Asked by Greenberg if he had ever tried to have Miller fired, former special Agent Homer Porter, who supervised Miller's FBI work in Los Angeles during the late 1970s, told the jury, "More than once."
"How many times?" Greenberg asked.
"At least three," Porter said.
Telling the jury that Miller had frequent problems that included using poor judgment, missing report deadlines, losing airline tickets, forgetting to submit expense vouchers and failing to keep his weight within prescribed limits, Porter said, "I cussed him out."
"Was anyone else present when you did this?" Greenberg asked.
"Well, I usually talked loud enough for everyone in the office to hear me," Porter replied.
Describing a meeting he and the 48-year-old defendant had with the special agent in charge of the Los Angeles office, Porter said it was "one more time I appeared before the SAC with Mr. Miller on another problem. . . .
"Each time I would chew Mr. Miller out . . . I would have to go in," Porter said, adding that the procedure was repeated "regularly."
Another supervisor, special Agent Patrick Mullaney, read memoranda indicating that from 1969 until his arrest last May, Miller was repeatedly reprimanded, censured, suspended and placed on probation by FBI superiors.
"You have been rated unsatisfactory," Mullaney read from a 1976 letter to Miller signed by FBI Director Clarence Kelly. "You have not applied yourself to your investigative duties," Kelly wrote.
Mullaney said that in 1978, Miller was told that he was in "deep trouble."
The prosecutors--U.S. Atty. Robert Bonner and Assistant U.S. Atty. Russell Hayman--elicited testimony from these and other defense witnesses, however, that when Miller wanted to badly enough, he could do his work well.

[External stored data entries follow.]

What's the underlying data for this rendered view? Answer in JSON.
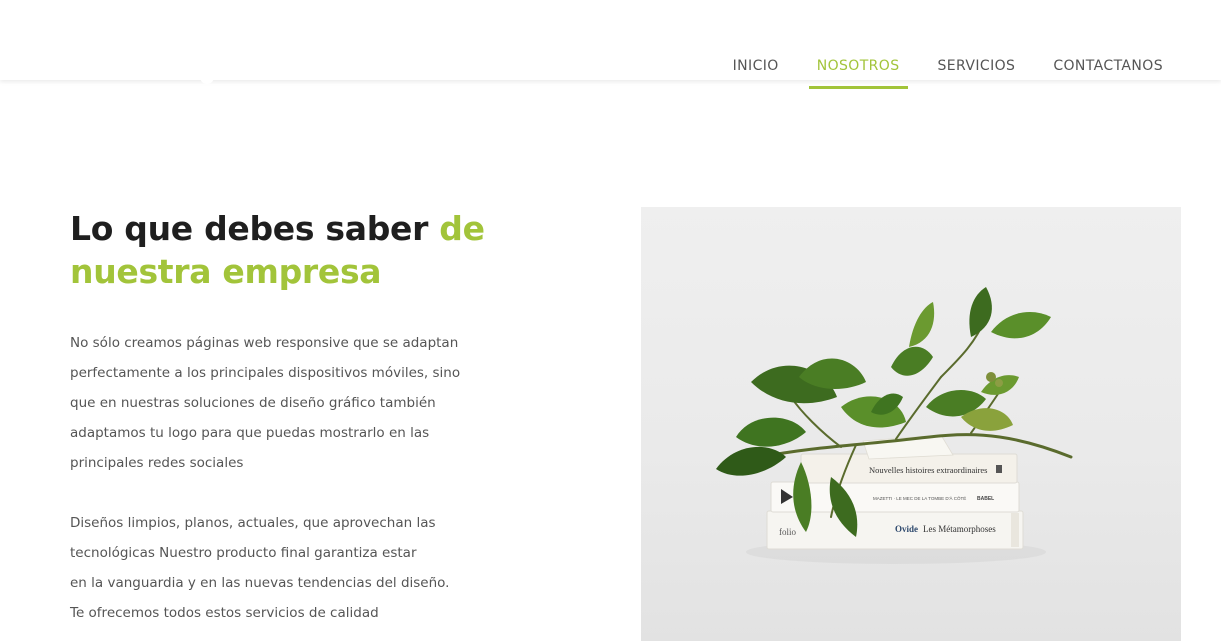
{
  "nav": {
    "items": [
      {
        "label": "INICIO"
      },
      {
        "label": "NOSOTROS"
      },
      {
        "label": "SERVICIOS"
      },
      {
        "label": "CONTACTANOS"
      }
    ],
    "active": "NOSOTROS"
  },
  "main": {
    "heading": {
      "part1": "Lo que debes saber ",
      "accent1": "de",
      "accent2": "nuestra empresa"
    },
    "paragraph1": [
      "No sólo creamos páginas web responsive que se adaptan",
      "perfectamente a los principales dispositivos móviles, sino",
      "que en nuestras soluciones de diseño gráfico también",
      "adaptamos tu logo para que puedas mostrarlo en las",
      "principales redes sociales"
    ],
    "paragraph2": [
      "Diseños limpios, planos, actuales, que aprovechan las",
      "tecnológicas Nuestro producto final garantiza estar",
      "en la vanguardia y en las nuevas tendencias del diseño.",
      "Te ofrecemos todos estos servicios de calidad"
    ],
    "photo": {
      "book1": "Nouvelles histoires extraordinaires",
      "book2": "MAZETTI · LE MEC DE LA TOMBE D'À CÔTÉ",
      "book2_brand": "BABEL",
      "book3_brand": "folio",
      "book3_author": "Ovide",
      "book3_title": "Les Métamorphoses"
    }
  },
  "colors": {
    "accent": "#a2c43a",
    "heading": "#1f1f1f",
    "text": "#555555"
  }
}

Contending that a combination of financial and personal problems prompted Miller to try to sell classified FBI documents to the Soviets, the prosecution has pictured him as a selectively competent agent who could have been capable of trying to sell out his own country.

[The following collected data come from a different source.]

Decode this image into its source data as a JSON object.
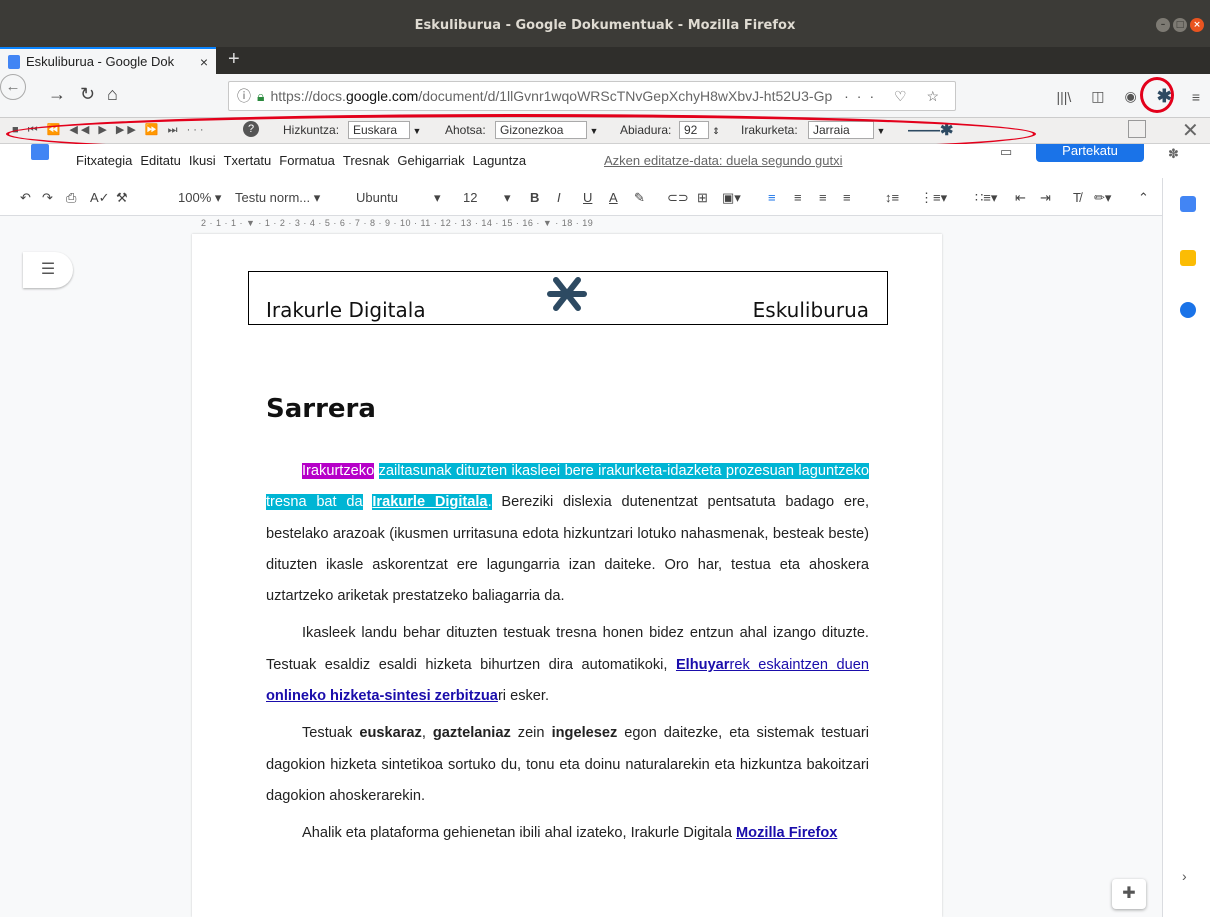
{
  "window": {
    "title": "Eskuliburua - Google Dokumentuak - Mozilla Firefox"
  },
  "tab": {
    "title": "Eskuliburua - Google Dok",
    "close": "×"
  },
  "newtab": "+",
  "nav": {
    "url_prefix": "https://docs.",
    "url_domain": "google.com",
    "url_rest": "/document/d/1llGvnr1wqoWRScTNvGepXchyH8wXbvJ-ht52U3-Gp",
    "page_actions": "··· ♡ ☆"
  },
  "reader": {
    "language_label": "Hizkuntza:",
    "language_value": "Euskara",
    "voice_label": "Ahotsa:",
    "voice_value": "Gizonezkoa",
    "speed_label": "Abiadura:",
    "speed_value": "92",
    "reading_label": "Irakurketa:",
    "reading_value": "Jarraia"
  },
  "docmenu": {
    "items": [
      "Fitxategia",
      "Editatu",
      "Ikusi",
      "Txertatu",
      "Formatua",
      "Tresnak",
      "Gehigarriak",
      "Laguntza"
    ],
    "last_edit": "Azken editatze-data: duela segundo gutxi",
    "share": "Partekatu"
  },
  "toolbar": {
    "zoom": "100%",
    "style": "Testu norm...",
    "font": "Ubuntu",
    "size": "12"
  },
  "ruler": "2 · 1 · 1 · ▼ · 1 · 2 · 3 · 4 · 5 · 6 · 7 · 8 · 9 · 10 · 11 · 12 · 13 · 14 · 15 · 16 · ▼ · 18 · 19",
  "document": {
    "header_left": "Irakurle Digitala",
    "header_right": "Eskuliburua",
    "heading": "Sarrera",
    "p1": {
      "hl1": "Irakurtzeko",
      "hl2": "zailtasunak dituzten ikasleei bere irakurketa-idazketa prozesuan laguntzeko tresna bat da",
      "hl3": "Irakurle Digitala",
      "hl4": ".",
      "rest": " Bereziki dislexia dutenentzat pentsatuta badago ere, bestelako arazoak (ikusmen urritasuna edota hizkuntzari lotuko nahasmenak, besteak beste) dituzten ikasle askorentzat ere lagungarria izan daiteke. Oro har, testua eta ahoskera uztartzeko ariketak prestatzeko baliagarria da."
    },
    "p2": {
      "a": "Ikasleek landu behar dituzten testuak tresna honen bidez entzun ahal izango dituzte. Testuak esaldiz esaldi hizketa bihurtzen dira automatikoki, ",
      "link1": "Elhuyar",
      "link2": "rek eskaintzen duen ",
      "link3": "onlineko hizketa-sintesi zerbitzua",
      "b": "ri esker."
    },
    "p3": {
      "a": "Testuak ",
      "b1": "euskaraz",
      "c": ", ",
      "b2": "gaztelaniaz",
      "d": " zein ",
      "b3": "ingelesez",
      "e": " egon daitezke, eta sistemak testuari dagokion hizketa sintetikoa sortuko du, tonu eta doinu naturalarekin eta hizkuntza bakoitzari dagokion ahoskerarekin."
    },
    "p4": {
      "a": "Ahalik eta plataforma gehienetan ibili ahal izateko, Irakurle Digitala ",
      "link": "Mozilla Firefox"
    }
  }
}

During the prosecutors' cross-examination of Mullaney, jurors heard that on several occasions after he had been placed on probation--and threatened with more severe discipline if he did not mend his ways--Miller showed marked improvement in his performance and willingness to abide by FBI guidelines.

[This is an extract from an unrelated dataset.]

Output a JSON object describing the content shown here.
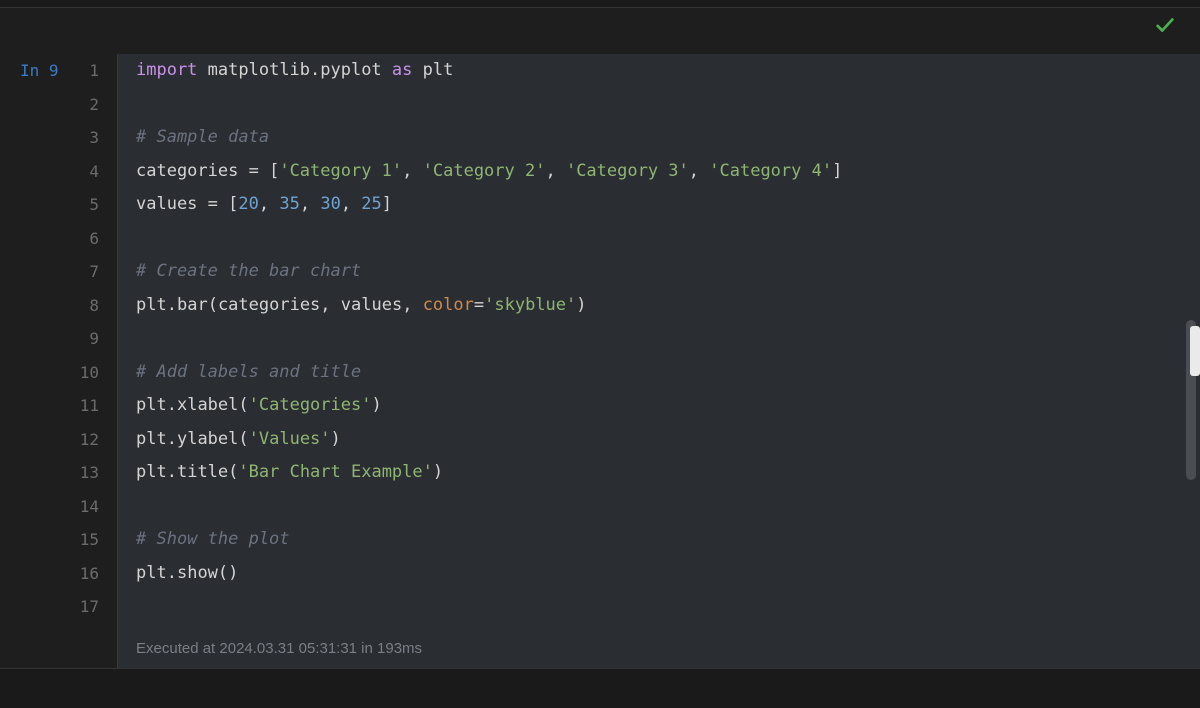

"Miller has diligently pursued his assignments and worked long and demanding hours," Mullaney read from a 1976 memo recommending that Miller be removed from probation. "There has been a dramatic change."
Another period of probation, in 1979, was followed by another memo noting "dramatic improvement."
Porter testified that on one occasion, Miller asked him for permission to travel to Miami to give a speech on behalf of the FBI. Porter said he told the defendant that he could not go unless he bettered his performance.
Miller's work improved so much, Porter said, that he soon had some "atta-boy letters" in his file--"a pat on the back" and permission from Porter to make the coveted trip to Miami.
"His work was like a roller coaster," Porter said.
Greenberg agreed with that description as his defense team wrapped up its first week of testimony on Friday, arguing that Miller's involvement with Russian emigre Svetlana Ogorodnikova was yet another attempt to reverse the repeated plunges in his career.
Prosecutors offer a different scenario, contending that a combination of professional, personal and financial problems drove the philandering father of eight into Ogorodnikova's arms and that she lured him into handing over classified FBI documents for transmittal to Soviet agents.
Miller was arrested at his home in northern San Diego County last May. Ogorodnikova and her husband, Nikolai, arrested at the same time, have pleaded guilty to espionage charges and are in prison.